08 May, 2017
The Foreign Secretary said it would be "very hard to say no" if Donald Trump asked the United Kingdom to join in with action against Bashar al Assad, if the Syrian leader launched another chemical attack.
Last July the UK Parliament overwhelmingly voted to replace the ageing submarines that carry the arsenal at a cost of £41 billion.
"If the Americans choose to act again, and they ask us to help, I think it will be very hard to say no", Johnson said.
Johnson said people who watched Corbyn "floundering" in debates with May in parliament with his "meandering and nonsensical questions" may draw the conclusion that he would never be prime minister, in a column in The Sun newspaper.
He said the usual convention by which MPs normally voted on any military action needed to be "tested".
Mr Johnson said there was "no question" that Assad's regime was responsible for the sarin gas attack earlier this month which prompted a USA retaliatory cruise missile strike on a Syrian air base.
The United States accused the Syrian army of carrying out a 4 April attack in which almost 100 people died from poison gas.
Britain endorsed the U.S. response to the chemical attack, but was not directly involved.
Mr Johnson also launched a powerful attack on the Labour leader, who in an interview at the weekend ruled out pressing the nuclear button and killing the leader of IS and said he would suspend airstrikes on Syria.
Discussing the Syrian regime's use of chemical weapons on BBC Radio 4's Today Programme, the foreign secretary said Syrian President Bashar al-Assad had "unleashed murder upon his own citizens with weapons that were banned nearly 100 years ago".
Mr Johnson told LBC: "I'll tell you what we'll do".
He said rushing into supporting action in Syria by Mr Trump risked "undermining worldwide law" and had the potential to "create instability on a global scale".
He says the Opposition leader's long record as a peace campaigner and his anti-military stances actually mean "the consequences would be calamitous" if he ever became Prime Minister.
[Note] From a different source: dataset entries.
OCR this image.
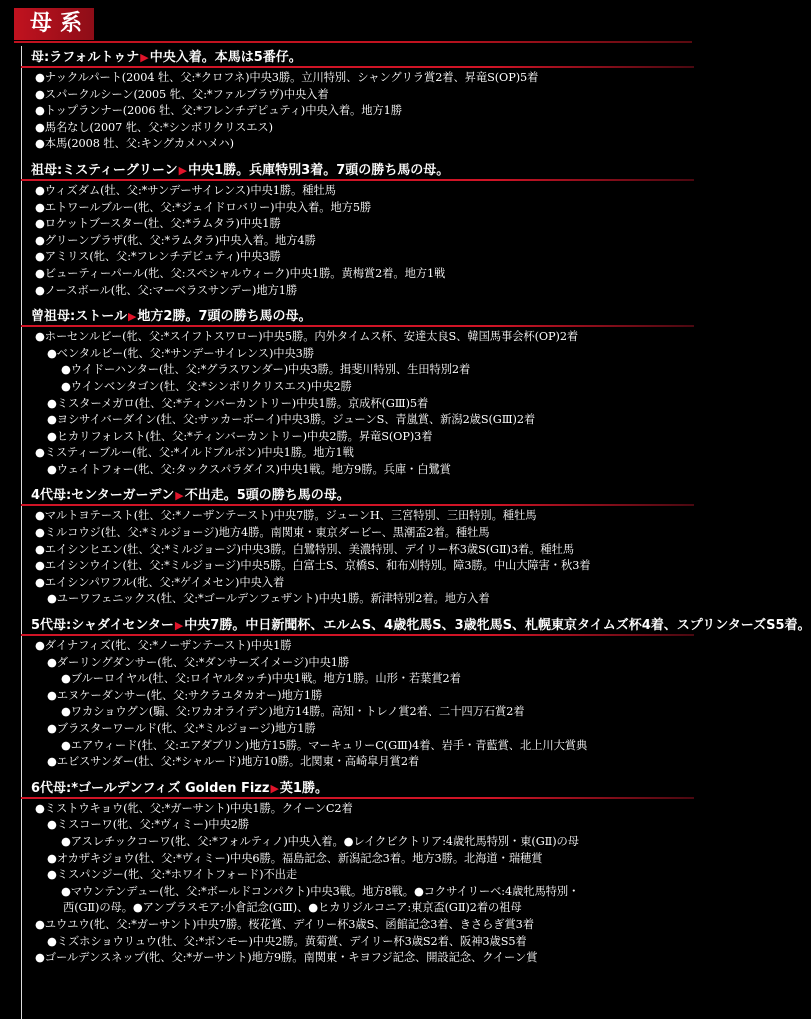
母系
母:ラフォルトゥナ▶中央入着。本馬は5番仔。
●ナックルパート(2004 牡、父:*クロフネ)中央3勝。立川特別、シャングリラ賞2着、昇竜S(OP)5着
●スパークルシーン(2005 牝、父:*ファルブラヴ)中央入着
●トップランナー(2006 牡、父:*フレンチデピュティ)中央入着。地方1勝
●馬名なし(2007 牝、父:*シンボリクリスエス)
●本馬(2008 牡、父:キングカメハメハ)
祖母:ミスティーグリーン▶中央1勝。兵庫特別3着。7頭の勝ち馬の母。
●ウィズダム(牡、父:*サンデーサイレンス)中央1勝。種牡馬
●エトワールブルー(牝、父:*ジェイドロバリー)中央入着。地方5勝
●ロケットブースター(牡、父:*ラムタラ)中央1勝
●グリーンプラザ(牝、父:*ラムタラ)中央入着。地方4勝
●アミリス(牝、父:*フレンチデピュティ)中央3勝
●ビューティーパール(牝、父:スペシャルウィーク)中央1勝。黄梅賞2着。地方1戦
●ノースボール(牝、父:マーベラスサンデー)地方1勝
曾祖母:ストール▶地方2勝。7頭の勝ち馬の母。
●ホーセンルビー(牝、父:*スイフトスワロー)中央5勝。内外タイムス杯、安達太良S、韓国馬事会杯(OP)2着
●ベンタルビー(牝、父:*サンデーサイレンス)中央3勝
●ウイドーハンター(牡、父:*グラスワンダー)中央3勝。揖斐川特別、生田特別2着
●ウインベンタゴン(牡、父:*シンボリクリスエス)中央2勝
●ミスターメガロ(牡、父:*ティンバーカントリー)中央1勝。京成杯(GⅢ)5着
●ヨシサイバーダイン(牡、父:サッカーボーイ)中央3勝。ジューンS、青嵐賞、新潟2歳S(GⅢ)2着
●ヒカリフォレスト(牡、父:*ティンバーカントリー)中央2勝。昇竜S(OP)3着
●ミスティーブルー(牝、父:*イルドブルボン)中央1勝。地方1戦
●ウェイトフォー(牝、父:タックスパラダイス)中央1戦。地方9勝。兵庫・白鷺賞
4代母:センターガーデン▶不出走。5頭の勝ち馬の母。
●マルトヨテースト(牡、父:*ノーザンテースト)中央7勝。ジューンH、三宮特別、三田特別。種牡馬
●ミルコウジ(牡、父:*ミルジョージ)地方4勝。南関東・東京ダービー、黒潮盃2着。種牡馬
●エイシンヒエン(牡、父:*ミルジョージ)中央3勝。白鷺特別、美濃特別、デイリー杯3歳S(GⅡ)3着。種牡馬
●エイシンウイン(牡、父:*ミルジョージ)中央5勝。白富士S、京橋S、和布刈特別。障3勝。中山大障害・秋3着
●エイシンパワフル(牝、父:*ゲイメセン)中央入着
●ユーワフェニックス(牡、父:*ゴールデンフェザント)中央1勝。新津特別2着。地方入着
5代母:シャダイセンター▶中央7勝。中日新聞杯、エルムS、4歳牝馬S、3歳牝馬S、札幌東京タイムズ杯4着、スプリンターズS5着。
●ダイナフィズ(牝、父:*ノーザンテースト)中央1勝
●ダーリングダンサー(牝、父:*ダンサーズイメージ)中央1勝
●ブルーロイヤル(牡、父:ロイヤルタッチ)中央1戦。地方1勝。山形・若葉賞2着
●エヌケーダンサー(牝、父:サクラユタカオー)地方1勝
●ワカショウグン(騸、父:ワカオライデン)地方14勝。高知・トレノ賞2着、二十四万石賞2着
●ブラスターワールド(牝、父:*ミルジョージ)地方1勝
●エアウィード(牡、父:エアダブリン)地方15勝。マーキュリーC(GⅢ)4着、岩手・青藍賞、北上川大賞典
●エビスサンダー(牡、父:*シャルード)地方10勝。北関東・高崎皐月賞2着
6代母:*ゴールデンフィズ Golden Fizz▶英1勝。
●ミストウキョウ(牝、父:*ガーサント)中央1勝。クイーンC2着
●ミスコーワ(牝、父:*ヴィミー)中央2勝
●アスレチックコーワ(牝、父:*フォルティノ)中央入着。●レイクビクトリア:4歳牝馬特別・東(GⅡ)の母
●オカザキジョウ(牡、父:*ヴィミー)中央6勝。福島記念、新潟記念3着。地方3勝。北海道・瑞穂賞
●ミスパンジー(牝、父:*ホワイトフォード)不出走
●マウンテンデュー(牝、父:*ボールドコンパクト)中央3戦。地方8戦。●コクサイリーベ:4歳牝馬特別・
西(GⅡ)の母。●アンブラスモア:小倉記念(GⅢ)、●ヒカリジルコニア:東京盃(GⅡ)2着の祖母
●ユウユウ(牝、父:*ガーサント)中央7勝。桜花賞、デイリー杯3歳S、函館記念3着、きさらぎ賞3着
●ミズホショウリュウ(牡、父:*ボンモー)中央2勝。黄菊賞、デイリー杯3歳S2着、阪神3歳S5着
●ゴールデンスネップ(牝、父:*ガーサント)地方9勝。南関東・キヨフジ記念、開設記念、クイーン賞
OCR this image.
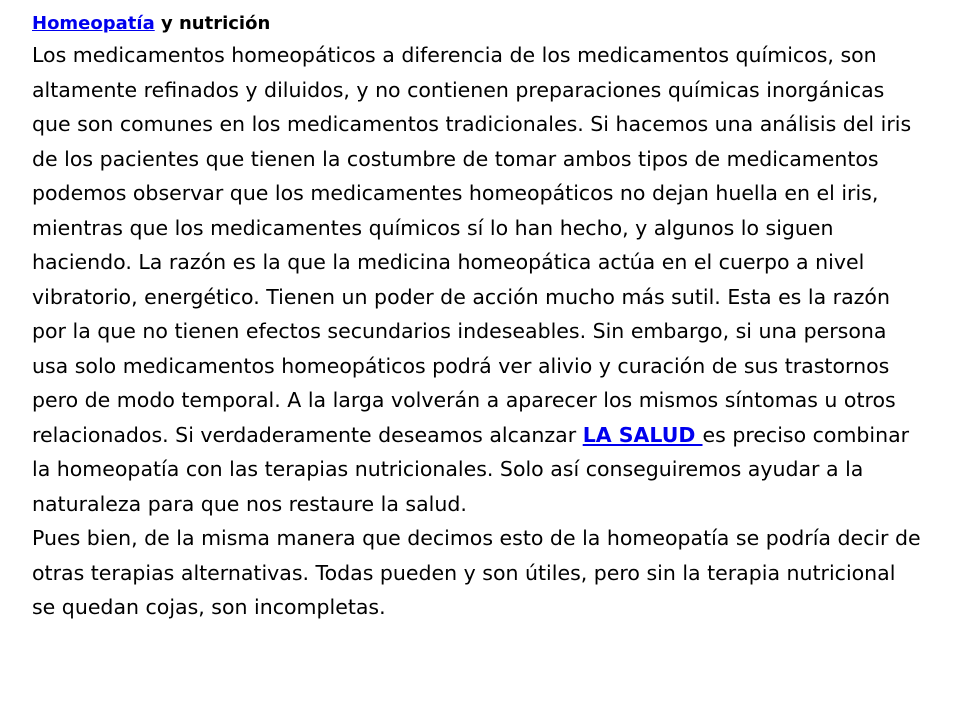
Homeopatía y nutrición

Los medicamentos homeopáticos a diferencia de los medicamentos químicos, son altamente refinados y diluidos, y no contienen preparaciones químicas inorgánicas que son comunes en los medicamentos tradicionales. Si hacemos una análisis del iris de los pacientes que tienen la costumbre de tomar ambos tipos de medicamentos podemos observar que los medicamentes homeopáticos no dejan huella en el iris, mientras que los medicamentes químicos sí lo han hecho, y algunos lo siguen haciendo. La razón es la que la medicina homeopática actúa en el cuerpo a nivel vibratorio, energético. Tienen un poder de acción mucho más sutil. Esta es la razón por la que no tienen efectos secundarios indeseables. Sin embargo, si una persona usa solo medicamentos homeopáticos podrá ver alivio y curación de sus trastornos pero de modo temporal. A la larga volverán a aparecer los mismos síntomas u otros relacionados. Si verdaderamente deseamos alcanzar LA SALUD es preciso combinar la homeopatía con las terapias nutricionales. Solo así conseguiremos ayudar a la naturaleza para que nos restaure la salud.

Pues bien, de la misma manera que decimos esto de la homeopatía se podría decir de otras terapias alternativas. Todas pueden y son útiles, pero sin la terapia nutricional se quedan cojas, son incompletas.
Quizzed on TV about his description of Jeremy Corbyn as a "mutton-headed old mugwump", the Foreign Secretary said he had borrowed it from author Roald Dahl's children's classic Charlie And The Chocolate Factory.
In a speech on Wednesday - Mr Johnson's first intervention in the general election campaign - he warned at the London Mayor's Banquet in the City of London that "some plaster may fall off the ceiling" in the Brexit negotiations.
He said: "There can be no more important task for a government than to keep people safe, and we must be prepared to do everything necessary to do so".
"The £350m represents the total sum that we do not control every week that is spent by Brussels, either in this country or it's squittered away in some other European country".
The PM praised Mr Johnson's role in trying to end the Syrian crisis, saying: "What Boris has been doing, and doing very well, is working diplomatically with the worldwide community, with the G7, and with others as well". The UK Statistics Authority has described the figure as misleading and likely to undermine trust in statistics.